What the bill would do
Senate Bill 461, which Cirino has dubbed the "Strengthening Ohio Civics Act," would grant the five taxpayer-funded civics centers the "rights and privileges of an independent college of the university." Directors would gain the power to set and approve curriculum and to control hiring and tenure. As reported by Ohio Capital Journal, the legislation would also require that the centers receive tuition and other revenues from the courses they offer and would create a statewide Ohio Civics Board, made up of the center directors, to sign off on course content.
The bill text on the Ohio Legislature site updates multiple sections of the Revised Code to define standards for "American civics literacy" courses and to govern how academic civic centers operate. It would convert some centers into full schools, with the Chase Center at Ohio State and the University of Toledo's center slated to become schools with deans on Jan. 1, 2027. The proposed language hands the centers control over course modality, syllabi, class size and faculty selection, centralizing authority that typically belongs to departments and campus curriculum committees, according to the Ohio Legislature.

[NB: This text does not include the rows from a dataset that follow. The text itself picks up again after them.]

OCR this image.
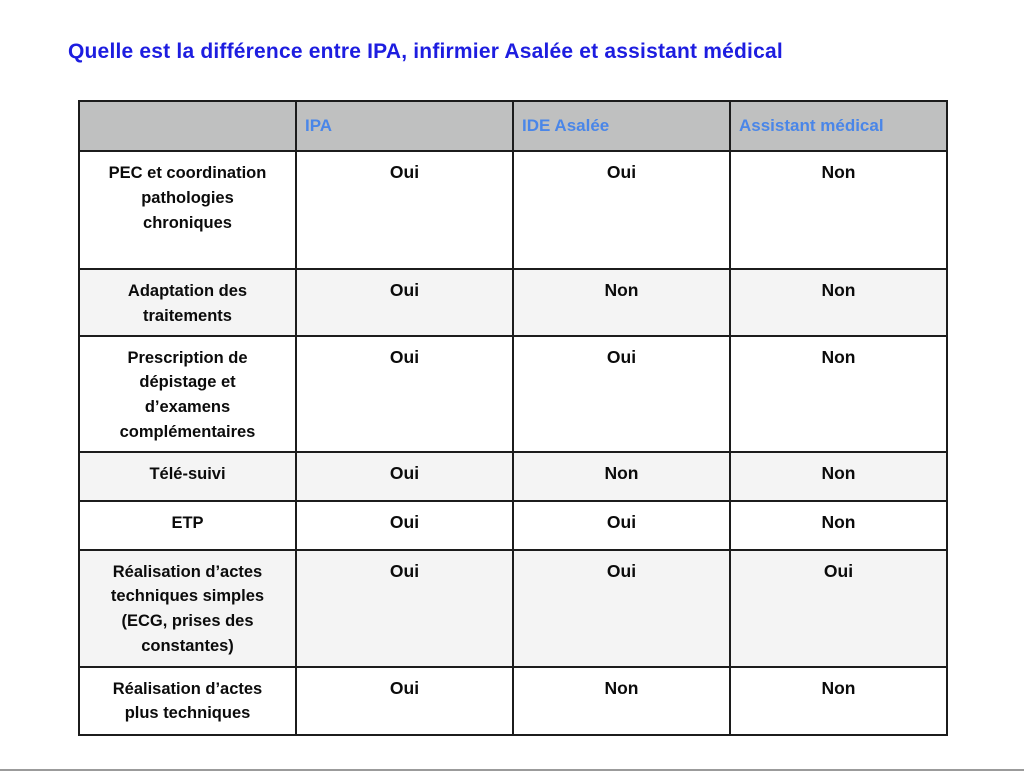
Quelle est la différence entre IPA, infirmier Asalée et assistant médical
	IPA	IDE Asalée	Assistant médical
PEC et coordination pathologies chroniques	Oui	Oui	Non
Adaptation des traitements	Oui	Non	Non
Prescription de dépistage et d’examens complémentaires	Oui	Oui	Non
Télé-suivi	Oui	Non	Non
ETP	Oui	Oui	Non
Réalisation d’actes techniques simples (ECG, prises des constantes)	Oui	Oui	Oui
Réalisation d’actes plus techniques	Oui	Non	Non
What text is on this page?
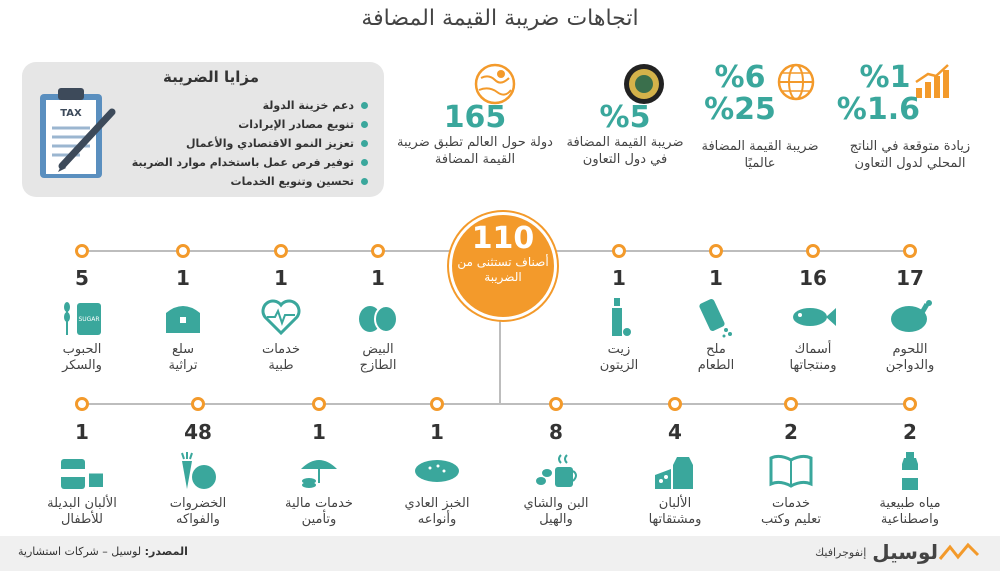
اتجاهات ضريبة القيمة المضافة
مزايا الضريبة
دعم خزينة الدولة
تنويع مصادر الإيرادات
تعزيز النمو الاقتصادي والأعمال
توفير فرص عمل باستخدام موارد الضريبة
تحسين وتنويع الخدمات
TAX	165
دولة حول العالم تطبق ضريبة القيمة المضافة
%5
ضريبة القيمة المضافة في دول التعاون
%6
%25
ضريبة القيمة المضافة عالميًا
%1
%1.6
زيادة متوقعة في الناتج المحلي لدول التعاون
110
أصناف تستثنى من الضريبة	17
اللحوم
والدواجن
16
أسماك
ومنتجاتها
1
ملح
الطعام
1
زيت
الزيتون
1
البيض
الطازج
1
خدمات
طبية
1
سلع
تراثية
5
SUGAR
الحبوب
والسكر
2
مياه طبيعية
واصطناعية
2
خدمات
تعليم وكتب
4
الألبان
ومشتقاتها
8
البن والشاي
والهيل
1
الخبز العادي
وأنواعه
1
خدمات مالية
وتأمين
48
الخضروات
والفواكه
1
الألبان البديلة
للأطفال
المصدر: لوسيل – شركات استشارية	لوسيل
إنفوجرافيك
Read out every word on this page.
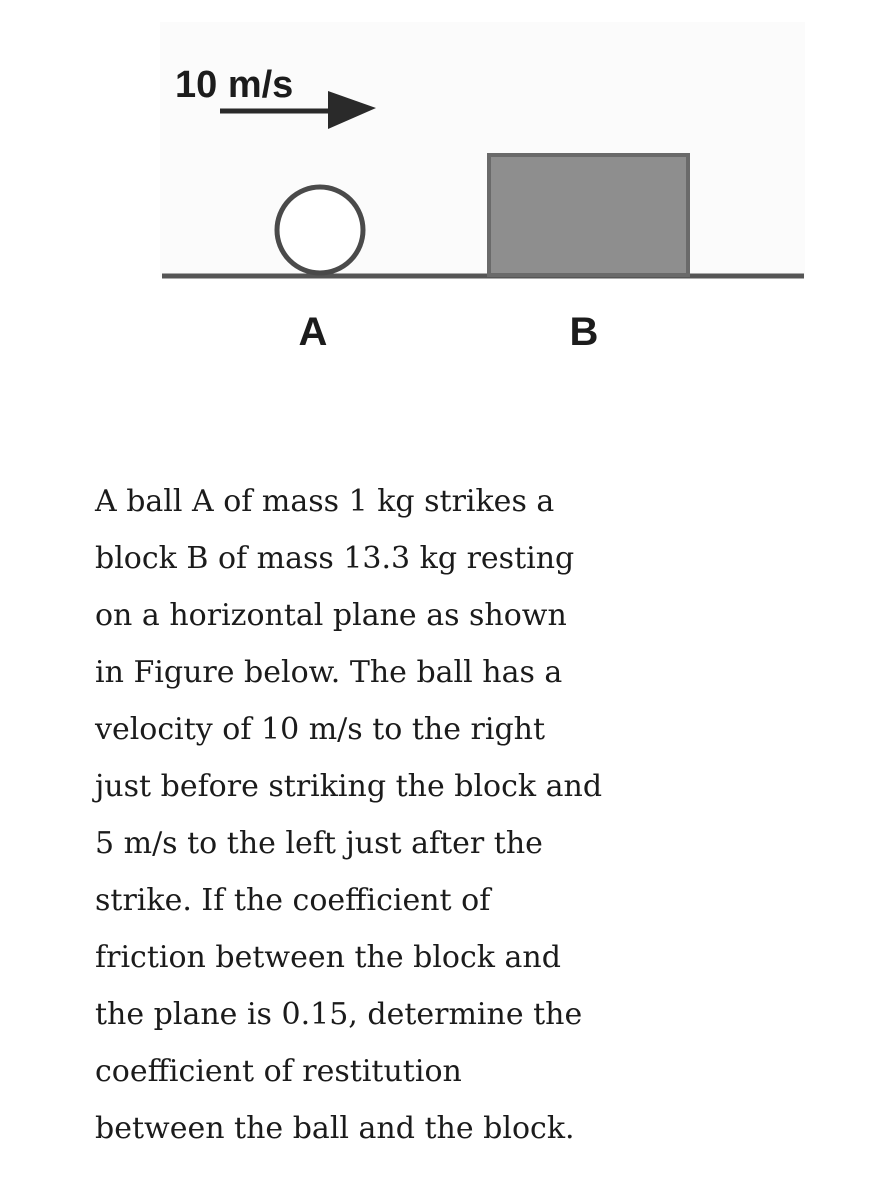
10 m/s
A	B

A ball A of mass 1 kg strikes a
block B of mass 13.3 kg resting
on a horizontal plane as shown
in Figure below. The ball has a
velocity of 10 m/s to the right
just before striking the block and
5 m/s to the left just after the
strike. If the coefficient of
friction between the block and
the plane is 0.15, determine the
coefficient of restitution
between the ball and the block.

Small enrollment, big expectations
So far, students have not exactly been flocking to Ohio's new civics hubs. State data show that only 159 Ohio State students were enrolled at the Chase Center for Civics, Culture and Society in 2025, which is about 0.2% of the university's student body. Critics say those modest numbers poke a hole in the argument for mandatory classes.
Cirino is betting that will change. He has brushed off the low early interest, telling reporters he expects the Chase Center to enroll more than 800 students next semester and predicting thousands of students across Miami University, Cleveland State, the University of Toledo and Wright State, according to News 5 Cleveland.

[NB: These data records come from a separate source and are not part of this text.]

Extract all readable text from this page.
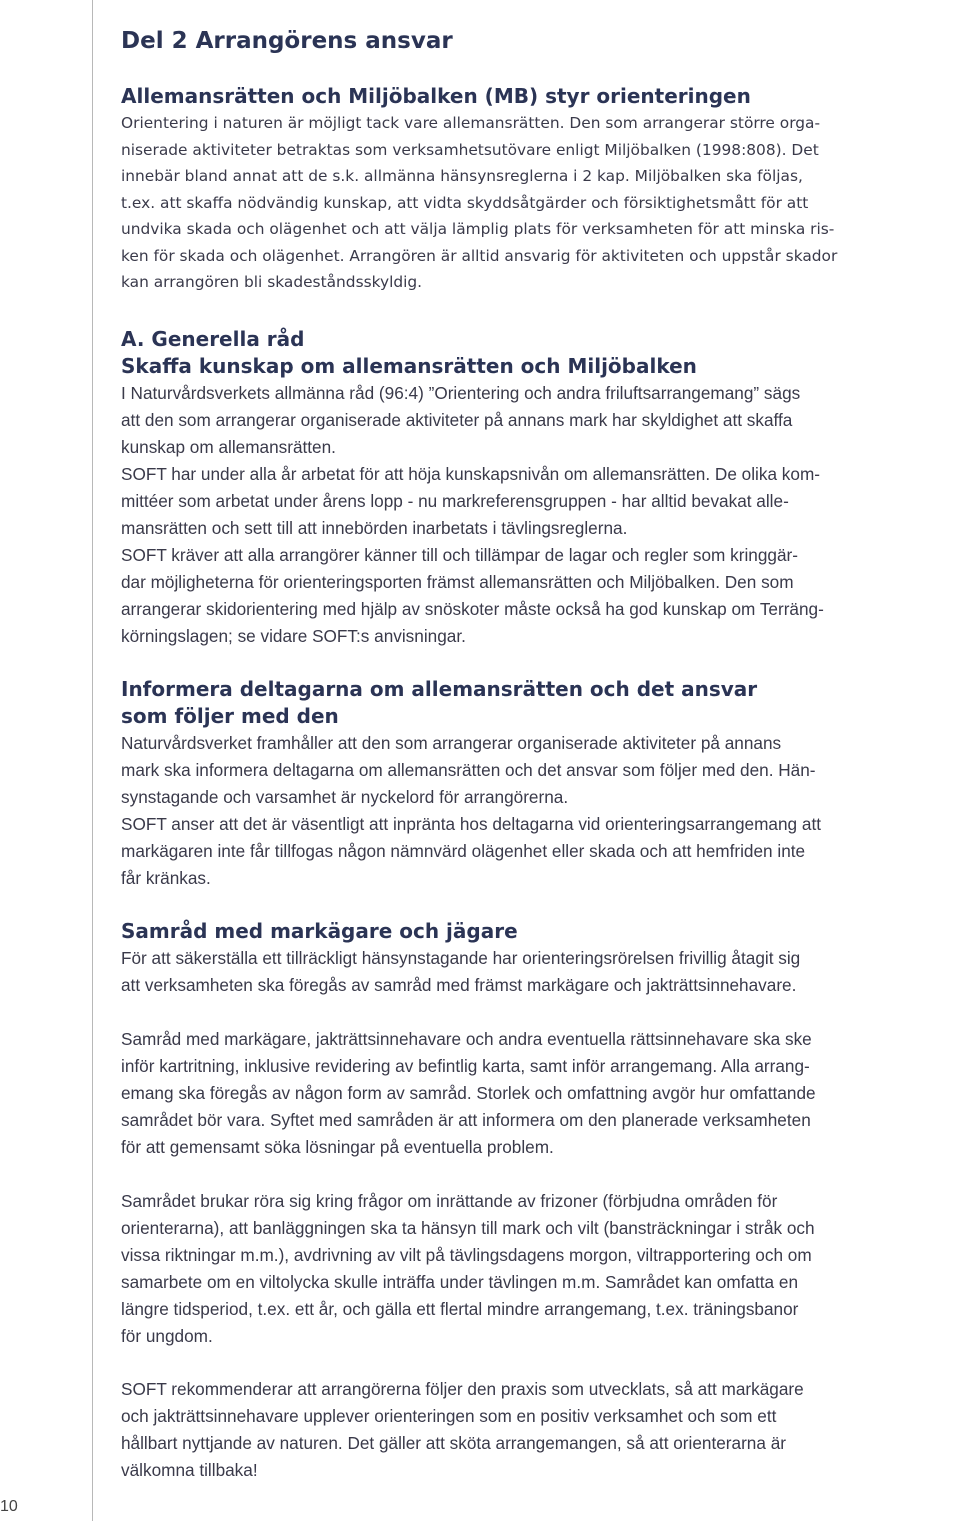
10
Del 2 Arrangörens ansvar
Allemansrätten och Miljöbalken (MB) styr orienteringen

Orientering i naturen är möjligt tack vare allemansrätten. Den som arrangerar större orga-
niserade aktiviteter betraktas som verksamhetsutövare enligt Miljöbalken (1998:808). Det
innebär bland annat att de s.k. allmänna hänsynsreglerna i 2 kap. Miljöbalken ska följas,
t.ex. att skaffa nödvändig kunskap, att vidta skyddsåtgärder och försiktighetsmått för att
undvika skada och olägenhet och att välja lämplig plats för verksamheten för att minska ris-
ken för skada och olägenhet. Arrangören är alltid ansvarig för aktiviteten och uppstår skador
kan arrangören bli skadeståndsskyldig.

A. Generella råd
Skaffa kunskap om allemansrätten och Miljöbalken

I Naturvårdsverkets allmänna råd (96:4) ”Orientering och andra friluftsarrangemang” sägs
att den som arrangerar organiserade aktiviteter på annans mark har skyldighet att skaffa
kunskap om allemansrätten.
SOFT har under alla år arbetat för att höja kunskapsnivån om allemansrätten. De olika kom-
mittéer som arbetat under årens lopp - nu markreferensgruppen - har alltid bevakat alle-
mansrätten och sett till att innebörden inarbetats i tävlingsreglerna.
SOFT kräver att alla arrangörer känner till och tillämpar de lagar och regler som kringgär-
dar möjligheterna för orienteringsporten främst allemansrätten och Miljöbalken. Den som
arrangerar skidorientering med hjälp av snöskoter måste också ha god kunskap om Terräng-
körningslagen; se vidare SOFT:s anvisningar.

Informera deltagarna om allemansrätten och det ansvar
som följer med den

Naturvårdsverket framhåller att den som arrangerar organiserade aktiviteter på annans
mark ska informera deltagarna om allemansrätten och det ansvar som följer med den. Hän-
synstagande och varsamhet är nyckelord för arrangörerna.
SOFT anser att det är väsentligt att inpränta hos deltagarna vid orienteringsarrangemang att
markägaren inte får tillfogas någon nämnvärd olägenhet eller skada och att hemfriden inte
får kränkas.

Samråd med markägare och jägare

För att säkerställa ett tillräckligt hänsynstagande har orienteringsrörelsen frivillig åtagit sig
att verksamheten ska föregås av samråd med främst markägare och jakträttsinnehavare.

Samråd med markägare, jakträttsinnehavare och andra eventuella rättsinnehavare ska ske
inför kartritning, inklusive revidering av befintlig karta, samt inför arrangemang. Alla arrang-
emang ska föregås av någon form av samråd. Storlek och omfattning avgör hur omfattande
samrådet bör vara. Syftet med samråden är att informera om den planerade verksamheten
för att gemensamt söka lösningar på eventuella problem.

Samrådet brukar röra sig kring frågor om inrättande av frizoner (förbjudna områden för
orienterarna), att banläggningen ska ta hänsyn till mark och vilt (bansträckningar i stråk och
vissa riktningar m.m.), avdrivning av vilt på tävlingsdagens morgon, viltrapportering och om
samarbete om en viltolycka skulle inträffa under tävlingen m.m. Samrådet kan omfatta en
längre tidsperiod, t.ex. ett år, och gälla ett flertal mindre arrangemang, t.ex. träningsbanor
för ungdom.

SOFT rekommenderar att arrangörerna följer den praxis som utvecklats, så att markägare
och jakträttsinnehavare upplever orienteringen som en positiv verksamhet och som ett
hållbart nyttjande av naturen. Det gäller att sköta arrangemangen, så att orienterarna är
välkomna tillbaka!
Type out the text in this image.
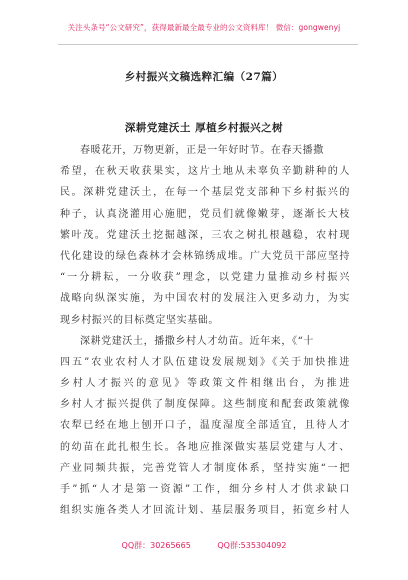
关注头条号“公文研究”，获得最新最全最专业的公文资料库！ 微信：gongwenyj
乡村振兴文稿选粹汇编（27篇）
深耕党建沃土 厚植乡村振兴之树
春暖花开，万物更新，正是一年好时节。在春天播撒
希望，在秋天收获果实，这片土地从未辜负辛勤耕种的人
民。深耕党建沃土，在每一个基层党支部种下乡村振兴的
种子，认真浇灌用心施肥，党员们就像嫩芽，逐渐长大枝
繁叶茂。党建沃土挖掘越深，三农之树扎根越稳，农村现
代化建设的绿色森林才会林锦绣成堆。广大党员干部应坚持
“一分耕耘，一分收获”理念，以党建力量推动乡村振兴
战略向纵深实施，为中国农村的发展注入更多动力，为实
现乡村振兴的目标奠定坚实基础。
深耕党建沃土，播撒乡村人才幼苗。近年来，《“十
四五”农业农村人才队伍建设发展规划》《关于加快推进
乡村人才振兴的意见》等政策文件相继出台，为推进
乡村人才振兴提供了制度保障。这些制度和配套政策就像
农犁已经在地上刨开口子，温度湿度全部适宜，且待人才
的幼苗在此扎根生长。各地应推深做实基层党建与人才、
产业同频共振，完善党管人才制度体系，坚持实施“一把
手”抓“人才是第一资源”工作，细分乡村人才供求缺口
组织实施各类人才回流计划、基层服务项目，拓宽乡村人
QQ群：30265665	QQ群:535304092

Campus critics say that is the point
Faculty leaders and unions are warning that the bill would concentrate power in the hands of a few politically appointed directors and chip away at shared governance. "This absolutely drives up tuition costs for every other student at that university," Jennifer Tisone Price, executive director of the Ohio Conference of the AAUP, said in a statement reported by Ohio Capital Journal.

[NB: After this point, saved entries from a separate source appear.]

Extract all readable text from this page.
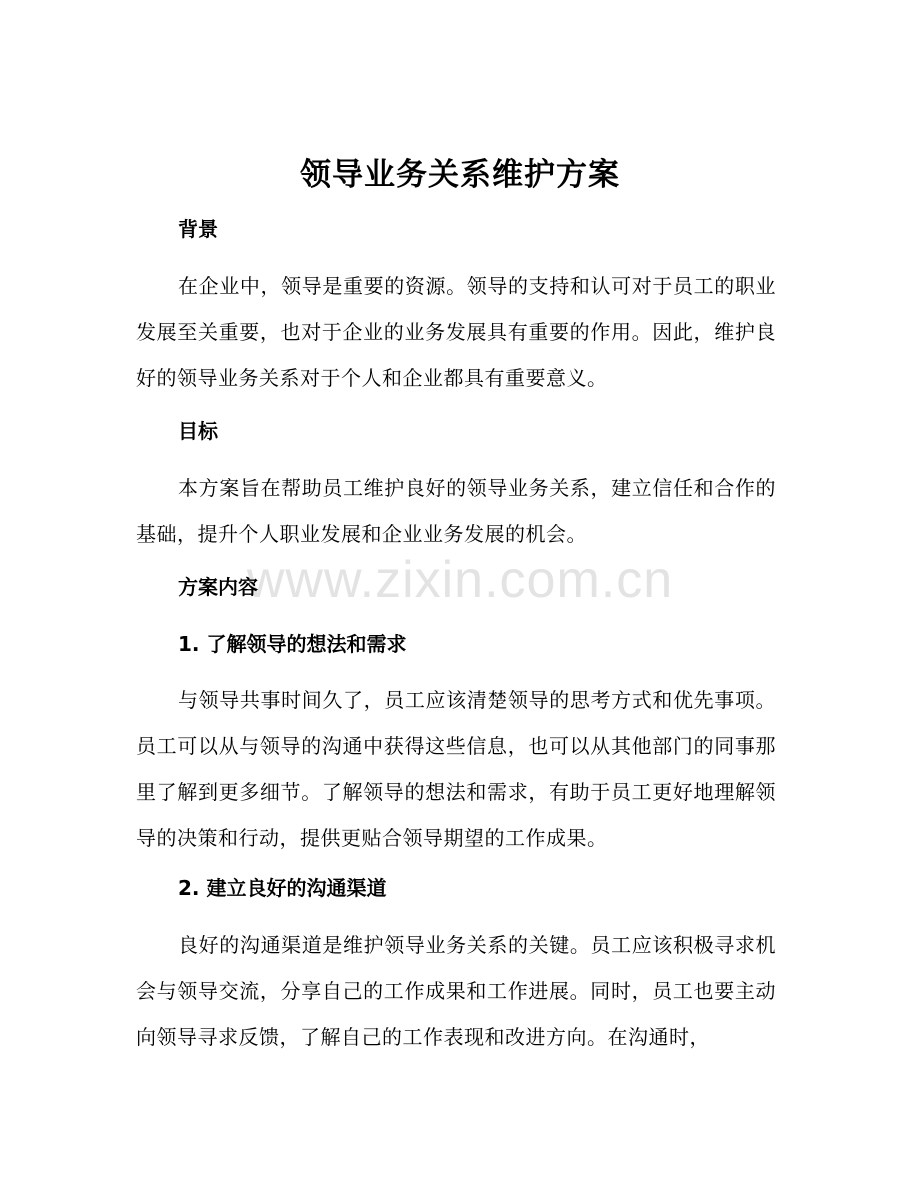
www.zixin.com.cn
领导业务关系维护方案
背景

在企业中，领导是重要的资源。领导的支持和认可对于员工的职业发展至关重要，也对于企业的业务发展具有重要的作用。因此，维护良好的领导业务关系对于个人和企业都具有重要意义。

目标

本方案旨在帮助员工维护良好的领导业务关系，建立信任和合作的基础，提升个人职业发展和企业业务发展的机会。

方案内容
1. 了解领导的想法和需求

与领导共事时间久了，员工应该清楚领导的思考方式和优先事项。员工可以从与领导的沟通中获得这些信息，也可以从其他部门的同事那里了解到更多细节。了解领导的想法和需求，有助于员工更好地理解领导的决策和行动，提供更贴合领导期望的工作成果。

2. 建立良好的沟通渠道

良好的沟通渠道是维护领导业务关系的关键。员工应该积极寻求机会与领导交流，分享自己的工作成果和工作进展。同时，员工也要主动向领导寻求反馈，了解自己的工作表现和改进方向。在沟通时，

Students are not sounding thrilled either. Those interviewed by News 5 Cleveland described the centers as unappealing or even "propaganda" and warned that forcing students into the courses would feel like indoctrination rather than open inquiry.
A campus incident underscores tensions
The political and academic fight over the civics centers has been unfolding alongside a headline-grabbing episode at Ohio State. An assistant professor affiliated with the university's Chase Center was accused of tackling an independent filmmaker after a February class, and a university committee later recommended firing the professor. Inside Higher Ed reported on the committee's finding, while local coverage by The Columbus Dispatch detailed the assault charge and the university's administrative response.
What comes next
Cirino's bill, SB 461, has been introduced but not advanced. Lawmakers are on break and would have to take it up when the legislature returns after November, otherwise, the proposal would have to be reintroduced in the next session. Cirino and his allies argue that the civics centers expand civic education and "foster open debate," echoing language in materials from his office about the plan, according to an Ohio Senate release.
What it means
If it passes, the bill would revamp who writes syllabi, who hires faculty and how tuition revenue is distributed, with ripple effects on course content, shared governance and campus budgets. The fight traces back to the Advance Ohio Higher Education Act, also known as SB 1, which reshaped public university policy last year. Universities have been updating compliance plans and course requirements in response, according to guidance on SB 1 from Ohio State University.